O que se observa é o descaso que o "espiritismo" brasileiro tem do sofrimento humano. Os "espíritas" dizem reprovar o suicídio, o consideram um "crime hediondo", mas não estão aí para as condições que levam alguém ao suicídio, afinal ninguém se suicida por diversão. Pior: insistindo para os sofredores suportarem suas desgraças na vida presente, mesmo quando os obstáculos os fazem perder o controle de seus destinos, os "espíritas" ainda apelam para a falácia do "inimigo de si mesmo", o que não passa, contraditoriamente, de um impulso para o desgraçado tirar sua própria vida, sendo uma acidental incitação ao suicídio que o próprio "espiritismo" brasileiro diz condenar.

E agora que o bolsonarismo está em voga, com o "mito" Jair Bolsonaro a poucos dias para assumir o Governo Federal, os "espíritas", ainda que façam beicinho dizendo que "não estão compactuando com o bolsonarismo" (apesar das evidências de que o espírito do reacionário Chico Xavier tenha se afinado com as energias bolsonaristas de Edir Macedo, R. R. Soares, Silas Malafaia etc), revelam seu ultraconservadorismo ao defenderem que os brasileiros "aguentem pesadas dificuldades" em prol de um "futuro melhor".

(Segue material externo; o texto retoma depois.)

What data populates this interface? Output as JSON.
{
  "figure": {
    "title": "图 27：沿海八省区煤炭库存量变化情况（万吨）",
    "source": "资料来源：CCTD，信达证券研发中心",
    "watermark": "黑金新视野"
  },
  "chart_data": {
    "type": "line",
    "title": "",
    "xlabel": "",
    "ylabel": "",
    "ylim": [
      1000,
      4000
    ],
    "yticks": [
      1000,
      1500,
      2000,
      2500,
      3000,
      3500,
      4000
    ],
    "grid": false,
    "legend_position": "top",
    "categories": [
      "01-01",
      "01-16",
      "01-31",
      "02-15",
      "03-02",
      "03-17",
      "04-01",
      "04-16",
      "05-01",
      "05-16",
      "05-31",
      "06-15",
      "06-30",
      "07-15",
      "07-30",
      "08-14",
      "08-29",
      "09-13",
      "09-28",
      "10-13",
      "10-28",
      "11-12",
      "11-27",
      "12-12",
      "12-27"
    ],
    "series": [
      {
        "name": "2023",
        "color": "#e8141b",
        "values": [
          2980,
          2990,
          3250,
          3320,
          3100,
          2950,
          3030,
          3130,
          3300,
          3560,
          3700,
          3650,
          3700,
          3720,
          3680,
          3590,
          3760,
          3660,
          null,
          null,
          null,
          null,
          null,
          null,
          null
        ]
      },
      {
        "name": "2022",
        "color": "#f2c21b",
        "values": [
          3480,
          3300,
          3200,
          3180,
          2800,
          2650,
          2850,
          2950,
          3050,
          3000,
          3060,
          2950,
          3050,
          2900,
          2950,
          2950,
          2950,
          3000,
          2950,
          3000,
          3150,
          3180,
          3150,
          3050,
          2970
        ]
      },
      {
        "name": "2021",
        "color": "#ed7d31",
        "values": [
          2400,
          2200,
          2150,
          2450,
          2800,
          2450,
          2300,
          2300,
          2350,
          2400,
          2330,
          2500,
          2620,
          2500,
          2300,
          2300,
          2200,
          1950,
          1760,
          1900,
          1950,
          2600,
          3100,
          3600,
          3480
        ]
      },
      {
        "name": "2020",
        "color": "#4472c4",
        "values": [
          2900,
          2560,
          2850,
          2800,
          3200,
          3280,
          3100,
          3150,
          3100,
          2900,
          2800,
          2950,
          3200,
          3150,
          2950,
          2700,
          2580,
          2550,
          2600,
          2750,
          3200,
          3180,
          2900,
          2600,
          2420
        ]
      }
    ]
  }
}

Só que não sabemos como será esse futuro e se ele oferecerá as mesmas condições para a realização de projetos de vida perdidos, porque os contextos sociais, os papéis sociais dos reencarnados e as possibilidades de tomada de iniciativas serão muitíssimo diferentes, com alto risco de perdas profundas para a retomada daquilo que não foi feito ou se perdeu na caminhada.